When Feinberg took over the claims process three weeks ago he promised checks to individuals in 48 hours, businesses in seven days. Jenny and Chris Sherill filed a claim for their once-thriving beach wedding company Aug. 23, reports CBS News correspondent Kelly Cobiella.

"I am hopeful," said Jenny at the time.

Three weeks later they still have no check and perhaps worse, no answers. "I'm completely let down and definitely not hopeful anymore," said Jenny.

Before Feinberg took over, BP paid out $395 million. In the past three weeks, Feinberg has paid $185 million. Of the 60,000 claims before him, half are still being processed despite his promises of a quick resolution.
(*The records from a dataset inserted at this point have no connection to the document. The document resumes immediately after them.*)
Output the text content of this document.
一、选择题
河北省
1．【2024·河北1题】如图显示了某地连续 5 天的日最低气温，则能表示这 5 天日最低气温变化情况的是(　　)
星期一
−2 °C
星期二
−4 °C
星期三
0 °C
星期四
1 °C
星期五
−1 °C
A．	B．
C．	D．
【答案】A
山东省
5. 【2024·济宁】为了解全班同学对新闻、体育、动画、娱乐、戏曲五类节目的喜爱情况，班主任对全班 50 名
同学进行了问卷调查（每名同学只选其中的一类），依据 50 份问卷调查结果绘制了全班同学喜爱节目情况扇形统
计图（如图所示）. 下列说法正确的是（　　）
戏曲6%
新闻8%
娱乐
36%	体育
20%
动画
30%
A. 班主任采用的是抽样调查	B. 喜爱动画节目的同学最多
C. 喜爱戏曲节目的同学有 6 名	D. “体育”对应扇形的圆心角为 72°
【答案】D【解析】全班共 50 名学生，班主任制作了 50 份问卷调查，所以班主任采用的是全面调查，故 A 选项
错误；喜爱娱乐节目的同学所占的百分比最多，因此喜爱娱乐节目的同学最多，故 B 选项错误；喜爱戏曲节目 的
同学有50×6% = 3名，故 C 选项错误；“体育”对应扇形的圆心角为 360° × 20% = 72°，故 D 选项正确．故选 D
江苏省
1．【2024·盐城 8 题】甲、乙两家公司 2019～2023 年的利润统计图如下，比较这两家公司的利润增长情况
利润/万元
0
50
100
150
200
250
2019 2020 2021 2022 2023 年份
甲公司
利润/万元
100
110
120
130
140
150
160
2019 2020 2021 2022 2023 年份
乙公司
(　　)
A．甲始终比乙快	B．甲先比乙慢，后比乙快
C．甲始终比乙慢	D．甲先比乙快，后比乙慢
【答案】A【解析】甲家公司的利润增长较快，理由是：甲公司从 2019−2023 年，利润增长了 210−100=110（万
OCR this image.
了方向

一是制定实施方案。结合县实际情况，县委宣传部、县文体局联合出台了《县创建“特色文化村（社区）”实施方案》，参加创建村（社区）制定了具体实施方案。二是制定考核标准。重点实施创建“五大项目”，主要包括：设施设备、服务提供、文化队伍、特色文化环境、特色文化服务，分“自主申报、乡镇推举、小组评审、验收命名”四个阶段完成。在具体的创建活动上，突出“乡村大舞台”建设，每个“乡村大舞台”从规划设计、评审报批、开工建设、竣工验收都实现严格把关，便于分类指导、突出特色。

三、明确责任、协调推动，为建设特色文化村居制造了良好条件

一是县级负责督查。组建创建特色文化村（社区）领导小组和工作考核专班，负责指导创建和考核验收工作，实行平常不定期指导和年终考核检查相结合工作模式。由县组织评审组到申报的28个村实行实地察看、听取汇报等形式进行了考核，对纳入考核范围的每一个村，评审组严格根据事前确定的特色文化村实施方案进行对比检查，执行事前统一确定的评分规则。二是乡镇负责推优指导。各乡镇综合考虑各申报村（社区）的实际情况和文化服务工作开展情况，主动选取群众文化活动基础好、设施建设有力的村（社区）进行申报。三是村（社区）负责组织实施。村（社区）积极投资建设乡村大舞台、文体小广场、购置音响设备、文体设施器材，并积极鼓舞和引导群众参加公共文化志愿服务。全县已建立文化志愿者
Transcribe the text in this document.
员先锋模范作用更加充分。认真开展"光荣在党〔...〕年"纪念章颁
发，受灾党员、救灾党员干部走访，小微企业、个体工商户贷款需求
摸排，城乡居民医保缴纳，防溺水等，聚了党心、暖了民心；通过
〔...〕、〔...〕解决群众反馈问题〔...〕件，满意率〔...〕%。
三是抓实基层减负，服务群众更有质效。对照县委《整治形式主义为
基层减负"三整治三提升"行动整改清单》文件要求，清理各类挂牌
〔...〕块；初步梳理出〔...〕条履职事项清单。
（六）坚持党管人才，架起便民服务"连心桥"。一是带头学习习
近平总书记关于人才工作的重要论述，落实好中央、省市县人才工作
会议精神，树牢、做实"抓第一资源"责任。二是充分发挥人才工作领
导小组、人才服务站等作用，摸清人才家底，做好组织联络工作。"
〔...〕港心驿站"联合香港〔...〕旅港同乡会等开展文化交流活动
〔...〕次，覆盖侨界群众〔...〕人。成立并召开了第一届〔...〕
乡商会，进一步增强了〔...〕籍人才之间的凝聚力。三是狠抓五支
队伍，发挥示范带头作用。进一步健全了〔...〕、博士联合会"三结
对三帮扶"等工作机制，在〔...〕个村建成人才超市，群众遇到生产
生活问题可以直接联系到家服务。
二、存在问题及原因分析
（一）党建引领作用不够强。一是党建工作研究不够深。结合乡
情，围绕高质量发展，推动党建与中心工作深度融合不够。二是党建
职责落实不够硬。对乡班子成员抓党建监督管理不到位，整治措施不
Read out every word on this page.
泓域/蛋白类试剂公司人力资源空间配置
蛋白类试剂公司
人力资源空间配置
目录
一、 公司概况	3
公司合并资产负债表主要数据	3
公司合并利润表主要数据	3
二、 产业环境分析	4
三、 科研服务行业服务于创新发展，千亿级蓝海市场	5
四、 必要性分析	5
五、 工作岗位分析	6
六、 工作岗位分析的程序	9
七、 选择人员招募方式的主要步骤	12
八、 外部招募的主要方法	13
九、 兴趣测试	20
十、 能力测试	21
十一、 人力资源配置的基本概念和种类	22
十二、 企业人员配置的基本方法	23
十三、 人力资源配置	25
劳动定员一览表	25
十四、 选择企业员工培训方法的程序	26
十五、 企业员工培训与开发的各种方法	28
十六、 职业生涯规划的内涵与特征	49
Only 16,000 have been paid. Fourteen-thousand have insufficient paperwork to back them up.

He vows he'll find a way to get checks out faster. "We can do better. I want to do better," he said.

For many here promises and apologies only go so far. "Our creditors won't take an apology for a payment," said Chris Sherrill.

Feinberg was short on specifics about how he'll fix the claims process. With businesses already folding, he said he understands the urgency.